The new boss of Canadian yogawear specialist Lululemon stretched his legs on a trip to London for the opening of the retailer’s first UK store.
Lululemon chief executive Laurent Potdevin spent an uncomfortable first few hours in London. Fortunately it had nothing to do with the success of the yoga specialist’s first UK store opening in Covent Garden, but the advanced class he was forced to take part in at its launch late last month.
“I do it twice a week at home but I got roped into doing a class that is well above my skillset. It was a fantastic class, but I’ll go back to where I belong,” he jokes.
Potdevin, who has only been at the helm of the Canadian retailer for two months, describes his role as a “dream job”. However, he takes over at a turbulent time for the brand.
In March last year, Lululemon was forced to recall its famous Luon yoga pants after it was discovered they appeared see-through when worn.
The product accounted for 17% of all women’s bottoms in the retailer’s stores and the well-documented recall is understood to have cost Lululemon more than $20m (£12m). Potdevin’s predecessor Christine Day stood down in the wake of the scandal.
Potdevin says Lululemon is “moving forward” from the fiasco. But will the crisis leave any long-lasting damage for the retailer, which charges a premium price for its technical products?
Potdevin says: “We push innovation and, when you lead, sometimes you have a setback. We continue to innovate and bring incredible product to life.”
He believes Lululemon customers respected the way it handled the matter. “We pulled it very quickly, with very clear communication,” he says.
However, Lululemon founder Chip Wilson seemed to make matters worse in November when he appeared to blame larger ladies for the sheerness of the pants. He told Bloomberg TV: “Frankly, some women’s bodies just don’t actually work.”
Wilson resigned from his role as chairman in the furore that ensued. It was not the first time he had caused controversy.
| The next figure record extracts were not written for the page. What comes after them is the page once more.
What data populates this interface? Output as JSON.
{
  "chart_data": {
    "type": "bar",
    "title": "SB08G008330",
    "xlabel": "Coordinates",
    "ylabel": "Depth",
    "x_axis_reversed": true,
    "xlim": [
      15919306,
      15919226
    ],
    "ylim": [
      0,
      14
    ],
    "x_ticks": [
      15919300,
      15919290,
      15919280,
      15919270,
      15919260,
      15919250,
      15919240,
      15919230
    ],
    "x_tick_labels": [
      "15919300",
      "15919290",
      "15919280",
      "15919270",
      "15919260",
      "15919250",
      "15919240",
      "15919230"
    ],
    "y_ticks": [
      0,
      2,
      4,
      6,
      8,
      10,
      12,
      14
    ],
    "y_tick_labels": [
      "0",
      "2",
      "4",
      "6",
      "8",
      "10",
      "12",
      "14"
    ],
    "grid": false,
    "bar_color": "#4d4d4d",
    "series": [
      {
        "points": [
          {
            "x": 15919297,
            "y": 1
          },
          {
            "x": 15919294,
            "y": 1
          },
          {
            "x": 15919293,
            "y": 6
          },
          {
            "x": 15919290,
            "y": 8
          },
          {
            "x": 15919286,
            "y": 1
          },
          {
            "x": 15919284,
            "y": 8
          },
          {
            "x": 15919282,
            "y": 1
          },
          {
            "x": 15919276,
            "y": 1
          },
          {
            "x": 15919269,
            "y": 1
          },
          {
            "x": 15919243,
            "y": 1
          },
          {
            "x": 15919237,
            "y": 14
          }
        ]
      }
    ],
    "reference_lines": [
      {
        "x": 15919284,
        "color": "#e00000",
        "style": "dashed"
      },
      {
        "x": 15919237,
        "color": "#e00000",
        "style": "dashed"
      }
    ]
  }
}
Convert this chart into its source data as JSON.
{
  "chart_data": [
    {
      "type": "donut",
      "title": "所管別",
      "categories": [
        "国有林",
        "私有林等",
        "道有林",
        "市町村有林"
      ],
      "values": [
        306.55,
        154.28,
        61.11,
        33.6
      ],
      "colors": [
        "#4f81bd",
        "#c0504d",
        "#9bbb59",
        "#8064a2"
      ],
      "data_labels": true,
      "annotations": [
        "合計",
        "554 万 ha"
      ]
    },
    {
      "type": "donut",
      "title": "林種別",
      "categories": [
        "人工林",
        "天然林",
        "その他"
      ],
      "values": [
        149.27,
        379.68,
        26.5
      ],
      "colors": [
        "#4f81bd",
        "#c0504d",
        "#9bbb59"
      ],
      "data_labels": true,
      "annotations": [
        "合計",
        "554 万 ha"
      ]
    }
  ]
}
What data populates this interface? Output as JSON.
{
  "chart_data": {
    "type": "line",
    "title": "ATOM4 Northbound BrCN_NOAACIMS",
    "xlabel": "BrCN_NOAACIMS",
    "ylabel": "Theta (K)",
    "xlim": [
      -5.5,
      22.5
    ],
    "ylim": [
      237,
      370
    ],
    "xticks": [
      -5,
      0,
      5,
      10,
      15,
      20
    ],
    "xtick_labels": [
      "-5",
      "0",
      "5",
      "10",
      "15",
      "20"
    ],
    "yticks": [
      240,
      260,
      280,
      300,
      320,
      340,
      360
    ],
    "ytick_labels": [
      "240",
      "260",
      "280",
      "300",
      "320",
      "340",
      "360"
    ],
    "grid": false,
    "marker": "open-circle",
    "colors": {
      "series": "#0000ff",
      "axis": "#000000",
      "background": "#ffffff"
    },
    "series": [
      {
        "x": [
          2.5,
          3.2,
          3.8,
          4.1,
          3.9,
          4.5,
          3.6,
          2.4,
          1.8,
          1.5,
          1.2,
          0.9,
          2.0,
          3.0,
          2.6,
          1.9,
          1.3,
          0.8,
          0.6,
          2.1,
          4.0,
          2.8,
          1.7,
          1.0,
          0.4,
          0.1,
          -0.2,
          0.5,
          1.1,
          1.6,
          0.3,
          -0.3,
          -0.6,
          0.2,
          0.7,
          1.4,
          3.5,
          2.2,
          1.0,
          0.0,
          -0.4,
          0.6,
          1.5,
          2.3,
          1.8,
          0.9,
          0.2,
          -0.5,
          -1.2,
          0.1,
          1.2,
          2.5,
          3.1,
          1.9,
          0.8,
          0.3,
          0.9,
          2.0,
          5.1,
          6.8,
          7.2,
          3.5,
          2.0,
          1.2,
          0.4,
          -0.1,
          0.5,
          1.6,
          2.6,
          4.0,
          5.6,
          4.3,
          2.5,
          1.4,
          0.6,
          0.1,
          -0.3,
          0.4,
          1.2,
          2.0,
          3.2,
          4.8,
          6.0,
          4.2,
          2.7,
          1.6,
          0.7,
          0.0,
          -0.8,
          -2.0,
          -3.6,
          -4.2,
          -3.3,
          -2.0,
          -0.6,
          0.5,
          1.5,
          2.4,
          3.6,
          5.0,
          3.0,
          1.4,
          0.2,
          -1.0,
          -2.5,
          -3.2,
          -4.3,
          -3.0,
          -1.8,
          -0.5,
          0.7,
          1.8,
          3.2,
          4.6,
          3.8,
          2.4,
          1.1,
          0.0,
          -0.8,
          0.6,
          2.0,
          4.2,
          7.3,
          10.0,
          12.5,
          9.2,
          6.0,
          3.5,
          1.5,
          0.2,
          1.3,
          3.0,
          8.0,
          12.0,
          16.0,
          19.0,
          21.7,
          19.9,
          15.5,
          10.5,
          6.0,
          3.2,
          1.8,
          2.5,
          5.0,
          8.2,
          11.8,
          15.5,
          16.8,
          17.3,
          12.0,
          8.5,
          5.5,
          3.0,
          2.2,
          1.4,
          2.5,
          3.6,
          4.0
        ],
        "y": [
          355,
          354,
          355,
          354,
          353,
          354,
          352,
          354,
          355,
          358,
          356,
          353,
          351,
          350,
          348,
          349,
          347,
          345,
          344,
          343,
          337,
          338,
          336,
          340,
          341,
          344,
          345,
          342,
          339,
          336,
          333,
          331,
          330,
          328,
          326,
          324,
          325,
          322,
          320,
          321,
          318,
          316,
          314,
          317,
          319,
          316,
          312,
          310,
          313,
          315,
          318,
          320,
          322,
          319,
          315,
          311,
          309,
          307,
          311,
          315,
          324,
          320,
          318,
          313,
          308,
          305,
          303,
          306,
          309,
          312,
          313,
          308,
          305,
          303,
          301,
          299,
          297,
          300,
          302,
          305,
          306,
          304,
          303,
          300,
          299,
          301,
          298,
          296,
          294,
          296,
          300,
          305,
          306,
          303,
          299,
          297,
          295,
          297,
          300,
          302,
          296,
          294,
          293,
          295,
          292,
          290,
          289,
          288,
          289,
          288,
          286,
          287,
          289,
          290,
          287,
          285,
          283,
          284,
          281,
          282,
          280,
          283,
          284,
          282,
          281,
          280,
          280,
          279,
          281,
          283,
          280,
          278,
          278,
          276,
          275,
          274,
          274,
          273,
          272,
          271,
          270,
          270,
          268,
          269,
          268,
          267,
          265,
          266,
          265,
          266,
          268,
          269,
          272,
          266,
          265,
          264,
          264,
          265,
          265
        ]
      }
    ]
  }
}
He previously said he chose to name his brand Lululemon because the ‘L’ sound is not in the Japanese language. “It’s funny to watch them try to say it,” he said in a 2004 profile in the National Post business magazine.
Potdevin is undaunted at the prospect of working with Wilson, who retains a seat on the board of Lululemon. “I’ve worked with founders for the past 20 years. I’ve mastered the art of dealing with them,” he says.
Swiss-born Potdevin has a CV that seems perfectly suited to Lululemon. After a childhood spent in what sounds like an idyllic place to practice yoga - “I was brought up on a mountain by a lake,” he says - he started his career at luxury powerhouse LVMH. This gave him an insight into upmarket customers, and was followed by a five-year stint as chief executive of snowboard and technical sportswear specialist Burton.
Most recently, Potdevin was chief executive of footwear phenomenon Toms, which he helped build into a global brand. Globalisation is a big opportunity for Lululemon, which is already widely known among yoga lovers. Celebrity fans such as Kim Kardashian and Cameron Diaz have helped it gain recognition.
Potdevin says the Covent Garden store will act as a “springboard” for expansion across Europe and the rest of the world. “[London] is such a trendsetting environment - if you don’t have apresence in London, you don’t really have a presence in Europe,” he says.
Potdevin is confident that Lululemon will succeed in the UK, and he has grounds for confidence. Already the brand is worn by 25% of people at London’s yoga classes after Lululemon made efforts to build a ‘community’ in the capital during the past two years.
It has unveiled four showrooms across London where customers can purchase products and take advantage of free yoga classes. “To build global brands you need deep local knowledge to really understand the market. It’s about building a deep cultural knowledge, getting the brand to adapt to this market and making sure it’s relevant,” he says.
“As soon as we’ve got all the pieces of the puzzle, we can crank up the tempo and look at more locations.” Potdevin had better get limbering up because more store openings can only mean more advanced yoga classes.